Interior of a photographic studio, late nineteenth century, possibly England (Chau Chak Wing Museum: HP83.30.93)Interior of a photographic studio, late nineteenth century, possibly England (Chau Chak Wing Museum: HP83.30.93)

Originally published in photography periodicals, these are images not of the experience of portraiture but its essential artifice. They take us to spaces we have only otherwise encountered cropped down in gilt frames and with sepia hues. On the opposite wall, Brazier and the design team have reproduced a selection of the commissioned outputs of businesses such as these ones, but not the portraits of clients you would expect. We see photographs shot around urban geographies in which ‘studios’ also operated. There is a particularly memorable image taken of the scaffolded sandstone façade of the Colonial Secretary’s Building. Workers lean unharnessed against turrets three storeys high or precariously balance on weighted pulley systems, all turned towards and posing for the photographer. Brazier reminds us that the ‘studio’ was a commercial enterprise, not a contained space – the camera and photographer negotiating, with increasing agility, shots both within and beyond its advertised address.

The theme of enterprise continues through the vitrines and cabinets.
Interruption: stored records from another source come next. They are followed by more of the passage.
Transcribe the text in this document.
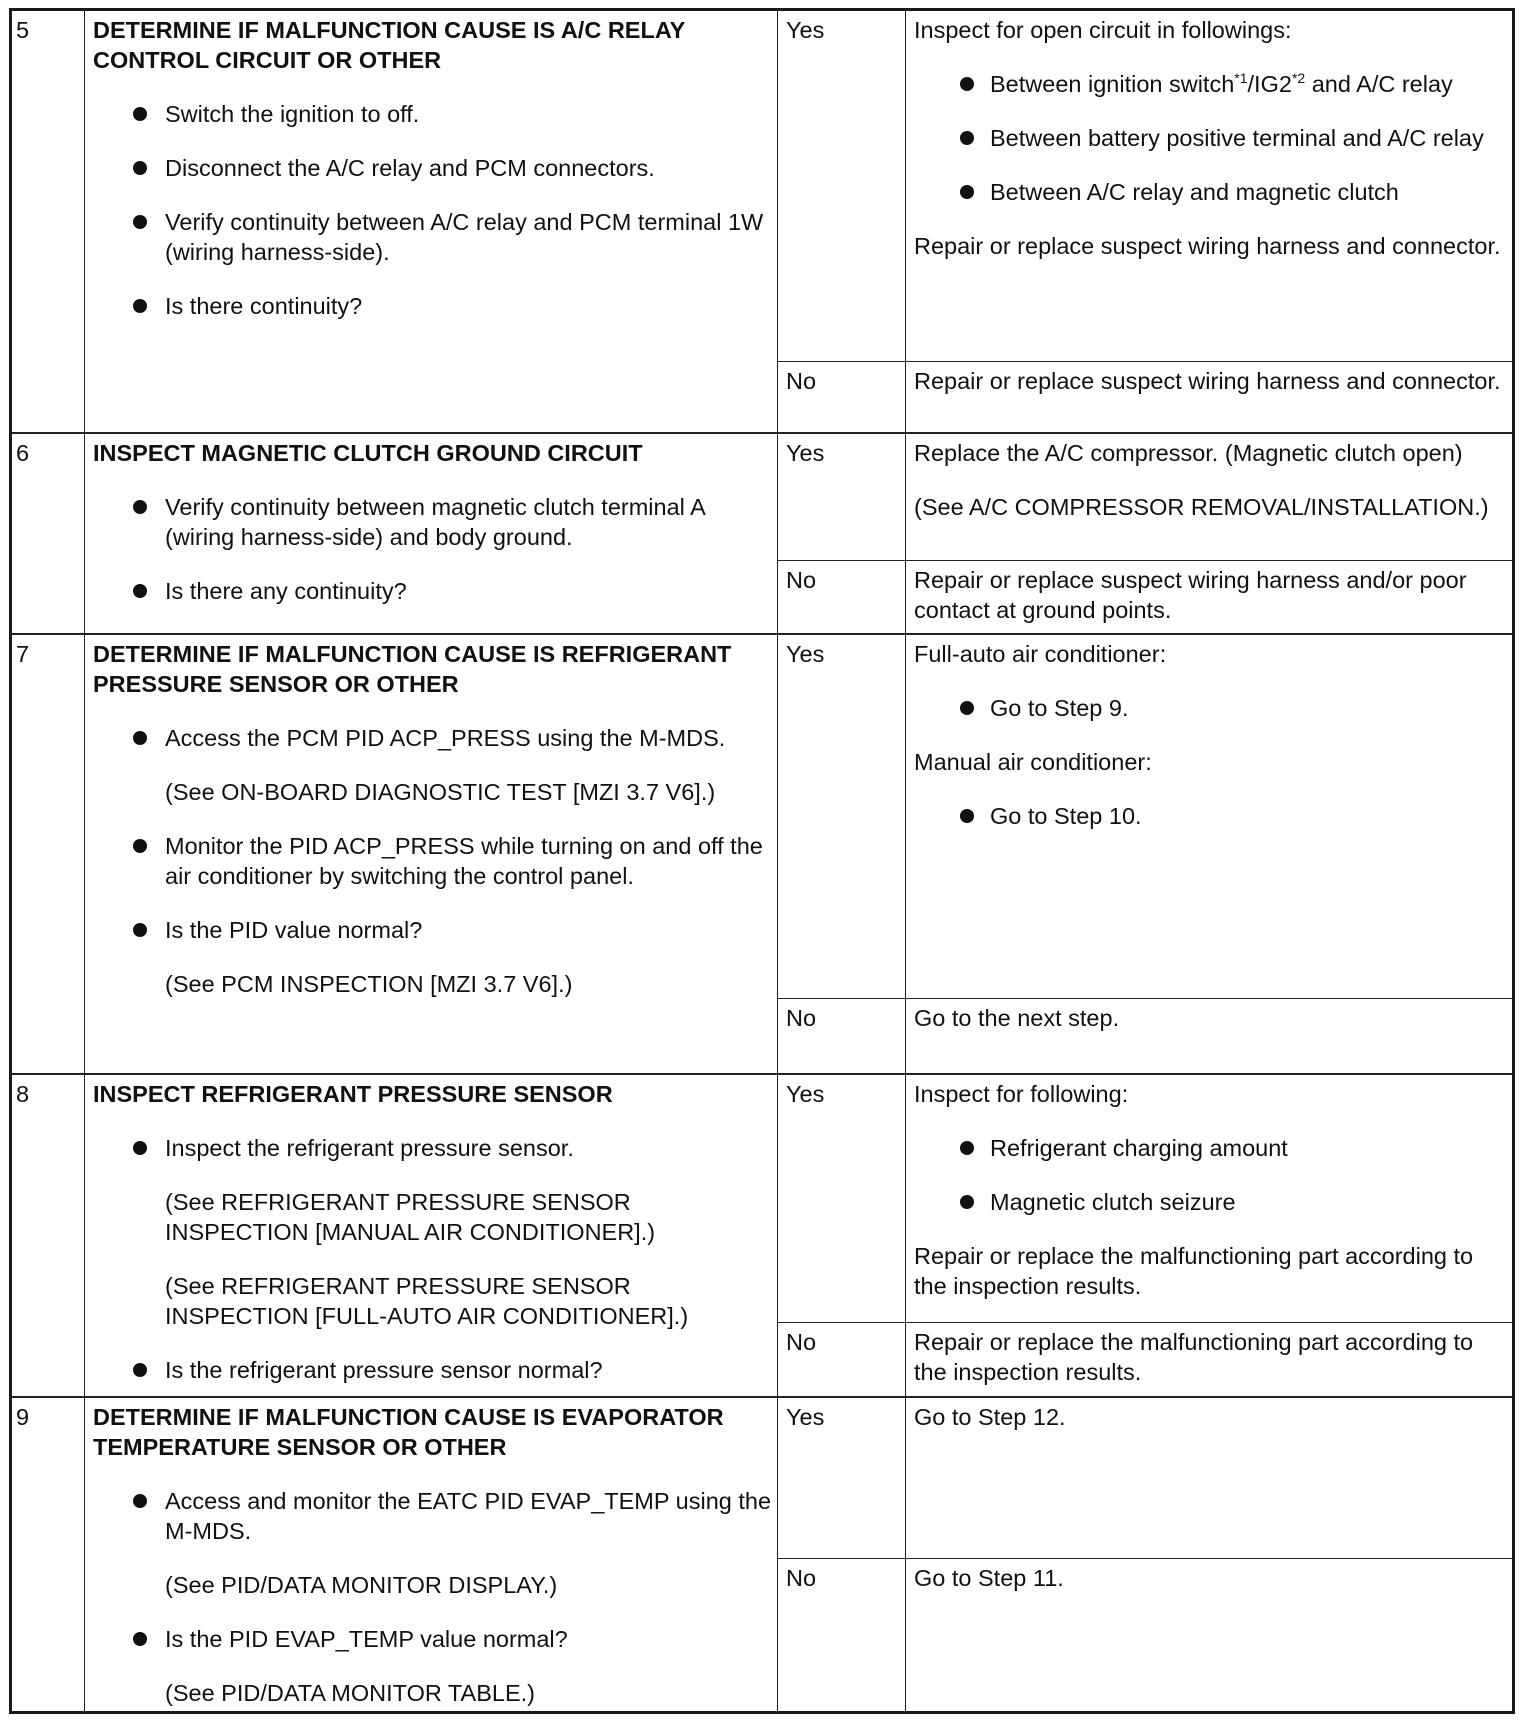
5	DETERMINE IF MALFUNCTION CAUSE IS A/C RELAY CONTROL CIRCUIT OR OTHER
Switch the ignition to off.
Disconnect the A/C relay and PCM connectors.
Verify continuity between A/C relay and PCM terminal 1W (wiring harness-side).
Is there continuity?
Yes	Inspect for open circuit in followings:

Between ignition switch$^{*1}$/IG2$^{*2}$ and A/C relay
Between battery positive terminal and A/C relay
Between A/C relay and magnetic clutch

Repair or replace suspect wiring harness and connector.

No	Repair or replace suspect wiring harness and connector.
6	INSPECT MAGNETIC CLUTCH GROUND CIRCUIT
Verify continuity between magnetic clutch terminal A (wiring harness-side) and body ground.
Is there any continuity?
Yes	Replace the A/C compressor. (Magnetic clutch open)

(See A/C COMPRESSOR REMOVAL/INSTALLATION.)

No	Repair or replace suspect wiring harness and/or poor contact at ground points.
7	DETERMINE IF MALFUNCTION CAUSE IS REFRIGERANT PRESSURE SENSOR OR OTHER
Access the PCM PID ACP_PRESS using the M-MDS.
(See ON-BOARD DIAGNOSTIC TEST [MZI 3.7 V6].)
Monitor the PID ACP_PRESS while turning on and off the air conditioner by switching the control panel.
Is the PID value normal?
(See PCM INSPECTION [MZI 3.7 V6].)
Yes	Full-auto air conditioner:

Go to Step 9.

Manual air conditioner:

Go to Step 10.
No	Go to the next step.
8	INSPECT REFRIGERANT PRESSURE SENSOR
Inspect the refrigerant pressure sensor.
(See REFRIGERANT PRESSURE SENSOR INSPECTION [MANUAL AIR CONDITIONER].)
(See REFRIGERANT PRESSURE SENSOR INSPECTION [FULL-AUTO AIR CONDITIONER].)
Is the refrigerant pressure sensor normal?
Yes	Inspect for following:

Refrigerant charging amount
Magnetic clutch seizure

Repair or replace the malfunctioning part according to the inspection results.

No	Repair or replace the malfunctioning part according to the inspection results.
9	DETERMINE IF MALFUNCTION CAUSE IS EVAPORATOR TEMPERATURE SENSOR OR OTHER
Access and monitor the EATC PID EVAP_TEMP using the M-MDS.
(See PID/DATA MONITOR DISPLAY.)
Is the PID EVAP_TEMP value normal?
(See PID/DATA MONITOR TABLE.)
Yes	Go to Step 12.
No	Go to Step 11.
The cased daguerreotypes and ambrotypes are placed next to reproductions of press advertisements, heavy in superlatives, punctuation, and ornate typography. You can almost hear the photographers spruiking from the page. As many of the carte de visite and cabinet cards are turned over as those with subjects staring back at us. Here again we see excessive attention to typography and branding with fleur-de-lis, manufactured coats of arms, and claims to élite attachment – ‘Photographers to the Governor’ printed on their backs. Turning from the newspaper advertisement, to the cabinet card verso, to the letterhead, to the pamphlet, Brazier captures the incessant branding of these businesses, all clawing for notoriety and custom. Yet in the centre of the room, among the spruiking, is a revealing document: two pages reproduced from William Augustus Nicholas’ Insolvency Schedule, dated 21 June 1867. As Brazier remarks in the label, this document from the New South Wales State Archives gets to the heart of the studio enterprise, showing pared back for the debt collectors exactly what was needed to run a photography business in the 1860s: ‘seals and weights’, ‘box[es] of colours’, ‘vinaigrette funnels’, a ‘carpet’, ‘1 head rest’.
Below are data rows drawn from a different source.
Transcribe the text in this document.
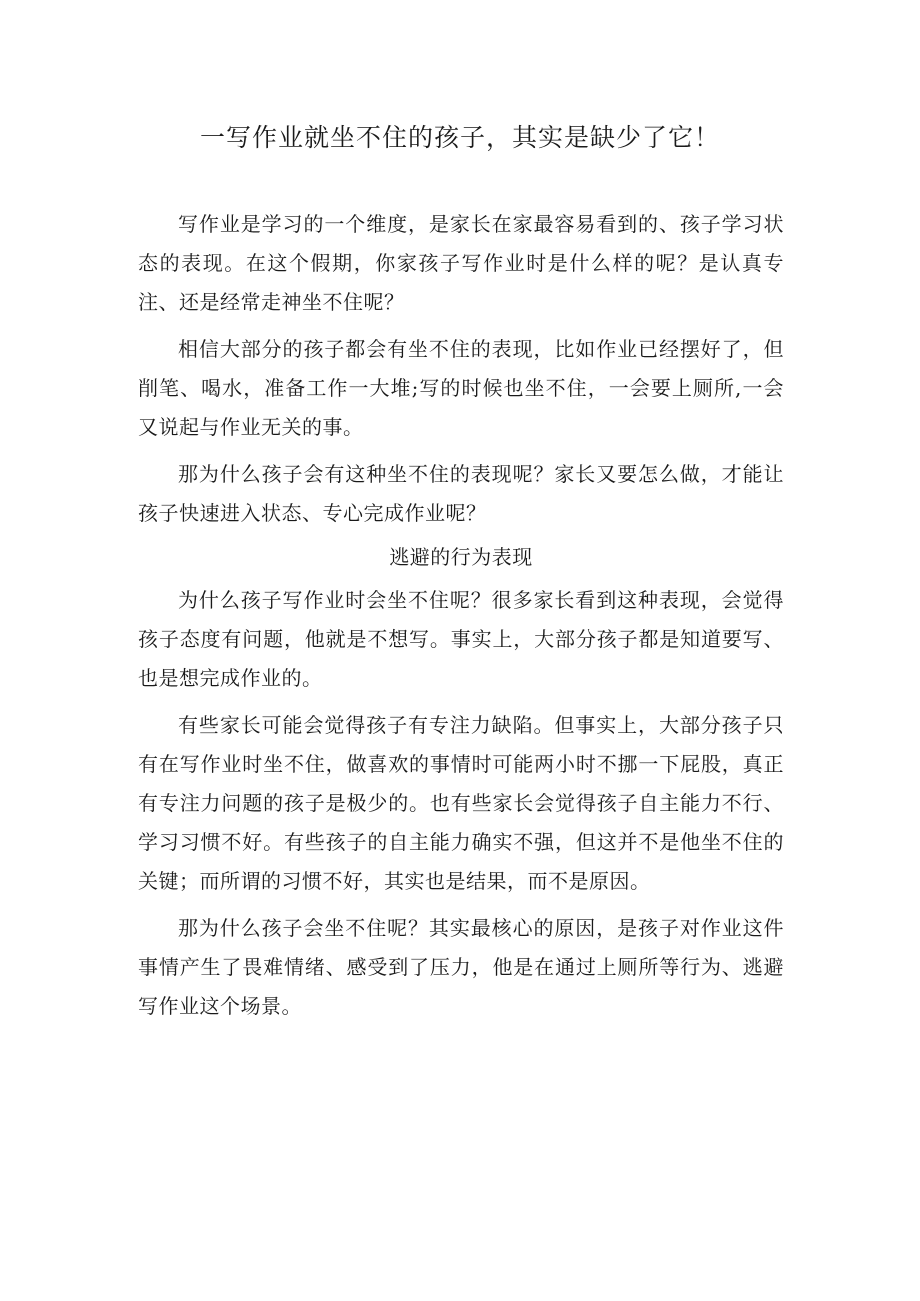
一写作业就坐不住的孩子，其实是缺少了它！

写作业是学习的一个维度，是家长在家最容易看到的、孩子学习状态的表现。在这个假期，你家孩子写作业时是什么样的呢？是认真专注、还是经常走神坐不住呢？

相信大部分的孩子都会有坐不住的表现，比如作业已经摆好了，但削笔、喝水，准备工作一大堆;写的时候也坐不住，一会要上厕所,一会又说起与作业无关的事。

那为什么孩子会有这种坐不住的表现呢？家长又要怎么做，才能让孩子快速进入状态、专心完成作业呢？

逃避的行为表现

为什么孩子写作业时会坐不住呢？很多家长看到这种表现，会觉得孩子态度有问题，他就是不想写。事实上，大部分孩子都是知道要写、也是想完成作业的。

有些家长可能会觉得孩子有专注力缺陷。但事实上，大部分孩子只有在写作业时坐不住，做喜欢的事情时可能两小时不挪一下屁股，真正有专注力问题的孩子是极少的。也有些家长会觉得孩子自主能力不行、学习习惯不好。有些孩子的自主能力确实不强，但这并不是他坐不住的关键；而所谓的习惯不好，其实也是结果，而不是原因。

那为什么孩子会坐不住呢？其实最核心的原因，是孩子对作业这件事情产生了畏难情绪、感受到了压力，他是在通过上厕所等行为、逃避写作业这个场景。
The exhibition gives spaces to the household names and studios of nineteenth-century New South Wales photography: Glaister; Hetzer; Kerry & Co; and Freeman & Co. But Brazier has worked hard to extract some of the less vociferous voices from this scene too. One vitrine holds no photographs at all only the notebook of German itinerant (Johann Heinrich) Christian Jorss, who travelled through regional New South Wales in the 1860s. Inside it are recipes for collodion emulsion: gelatin silver, colour, and fixer solutions. This modest notebook is a rare gem for those among us keen to understand how photographic methods were actually learnt and executed on the colonial frontier. Presented in translation from the original German on the Chau Chak Wing Museum website, it is inscribed with annotations like ‘light but not direct sun’, giving a sense that the composition of the notebook is undertaken adjacent to Jorss trying and testing his methods.

Circular Quay, 1880–1900, (J. Paine, Sydney Chau Chak Wing Museum: HP82.39.169)Circular Quay, 1880–1900, (J. Paine, Sydney Chau Chak Wing Museum: HP82.39.169)

Brazier is particularly attuned to the women who worked in these studios. Many panels include mention of wives-cum-assistants. Discussion of early twentieth-century large stock and trade studios like Freeman’s includes a reproduction of a photograph of four women sourced from the National Library of Australia. Madeline Denshire, Miss Hall, an unidentified woman, and Clara Halls – receptionists and assistants of Freeman’s – pose dramatically in elaborate hats and feather boas flung over their more conservative workwear for a playful portrait; faces accustomed to the process of photography but rarely seen in front of the lens.

Brazier’s exhibition invites us into the studio, a fluid space, though it also leaves us wanting more. As we trundle along the vitrines examining the delicate embossing, stencilling, and colour tinting of surviving photographs – and stand in front of cameras and loaded stereoscopes from the original Macleay collection – we cannot help but think of those faces in the frame before us. After seeing a detailed ‘portrait’ of the personalities behind the camera, we are left wondering about those who took up the invitation in photographers’ advertisements or the First Nations people forced in front of the lens. What was their experience of the studio enterprise? In these spaces of diffuse light and beyond, what where the negotiations that happened across the boundary of the camera? More work needs to be done on what colonial clients demanded of the art of photography, and how their appetites shaped the business of the studio.


The Business of Photography: The 19th century studio in NSW is at the Chau Chak Wing Museum, University of Sydney, until 22 August 2021.